What is GDPR?
General Data Protection Regulation is an EU data privacy and protection regulation that came into force on 25th May 2018. The regulation gives EU citizens more control over their personal data and enforces responsibilities on businesses that deal with the data of these EU citizens.
Whom Does it apply to?
GDPR applies to all businesses in the EU and those that function outside the EU and provide products or services to EU customers or businesses.
Basic terms in GDPR
- Personal Data- This means any information which can be used to identify a person such as a name, an identification number, location data, or an online identifier among other physical, physiological, genetic, mental, economic, cultural, or social identities details.
- Data Subjects- The person to who the information belongs and is an identified or identifiable natural person
- Controller- This means a person or business determines the purposes and means of the processing of personal data
- Processor- This means a person or business which processes personal data on behalf of the controller
Data Subject Rights
GDPR Regulations provide data subjects with the following rights:
Right to data portability, Right to access to information, Right of correction or right to rectification, Right to be forgotten, right to restriction of processing, right to be informed, right to object, right not to be subject to decisions based solely on automated processing
GDPR Principles
The GDPR sets out 7 principles in Article 5:
- Personal Data must be processed lawfully, fairly, and in a transparent manner.

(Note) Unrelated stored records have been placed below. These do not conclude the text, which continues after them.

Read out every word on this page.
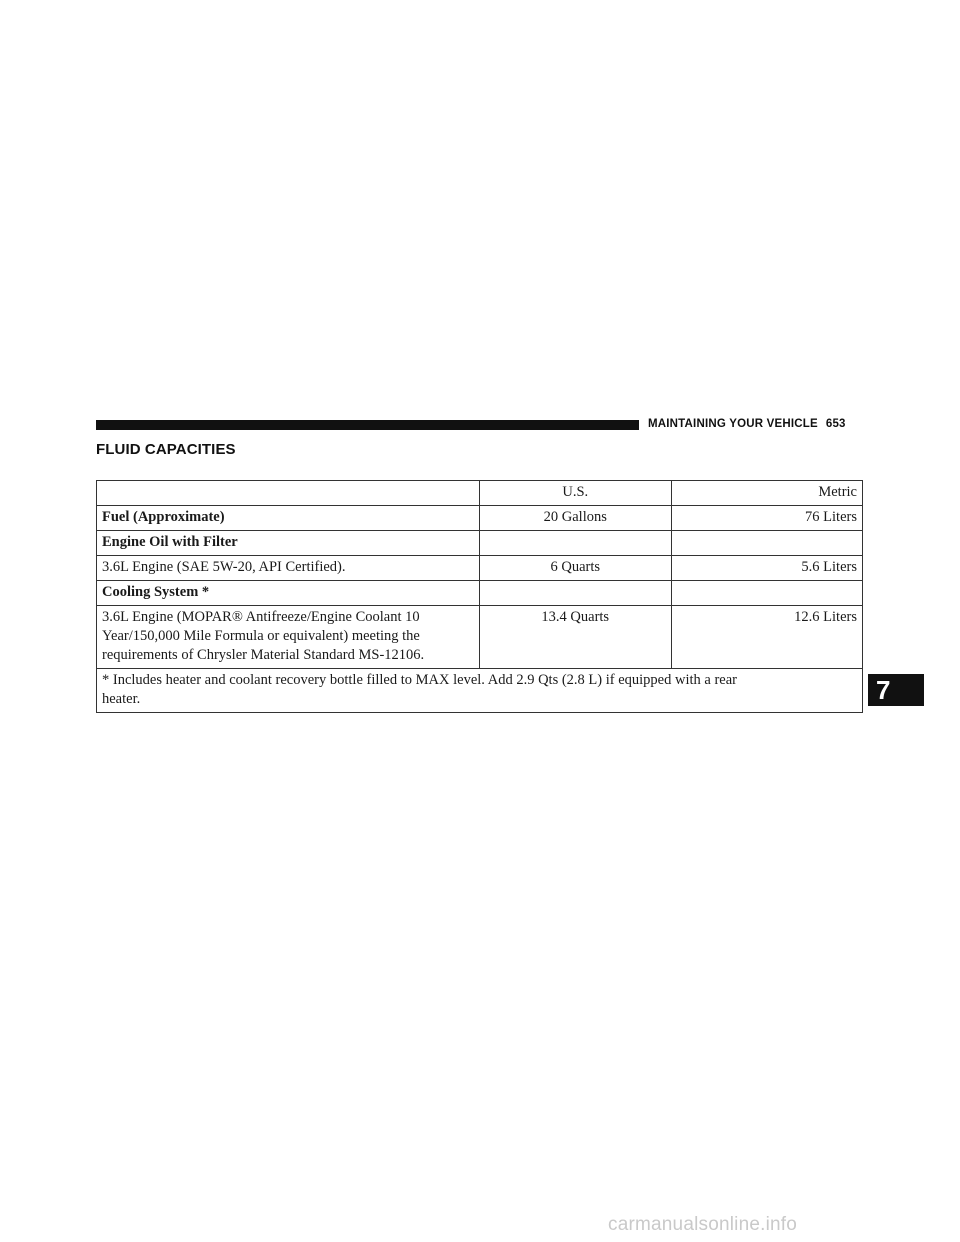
MAINTAINING YOUR VEHICLE 653
FLUID CAPACITIES
	U.S.	Metric
Fuel (Approximate)	20 Gallons	76 Liters
Engine Oil with Filter		
3.6L Engine (SAE 5W-20, API Certified).	6 Quarts	5.6 Liters
Cooling System *		

3.6L Engine (MOPAR® Antifreeze/Engine Coolant 10
Year/150,000 Mile Formula or equivalent) meeting the
requirements of Chrysler Material Standard MS-12106.	13.4 Quarts	12.6 Liters

* Includes heater and coolant recovery bottle filled to MAX level. Add 2.9 Qts (2.8 L) if equipped with a rear
heater.			7
carmanualsonline.info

- Personal Data must be collected for specified, explicit, and legitimate purposes.
- Personal data must be adequate, relevant, and limited to why it is being processed
- Personal Data must be accurate and kept up to date. Any inaccuracies must be fixed or removed timely.
- Personal data must be kept in a form that permits the identification of data subjects for no longer than is necessary for the purposes for which the personal data are processed.
- Personal data must be processed in a manner that ensures appropriate security of the personal data, including protection against unauthorized or unlawful processing and against accidental loss, destruction, or damage.
- The controller is responsible for and must demonstrate compliance with GDPR Privacy Principles.
Personal Data Breach Notification
A personal data breach is a security risk that affects personal data such as identity theft, fraud, and other financial loss. If a customer’s personal data is compromised, the Processors need to report the breach to the controllers without undue delay as per the contract they have with the controllers and controllers need to report the breach to the relevant authority within 72 hours of being aware of the breach to ensure the harm or effects of such breaches are limited.
Organizations must not only guarantee that personal data is collected lawfully and under tight restrictions, but individuals who collect and handle it must also safeguard it and prevent any form of exploitation while respecting the rights of data owners.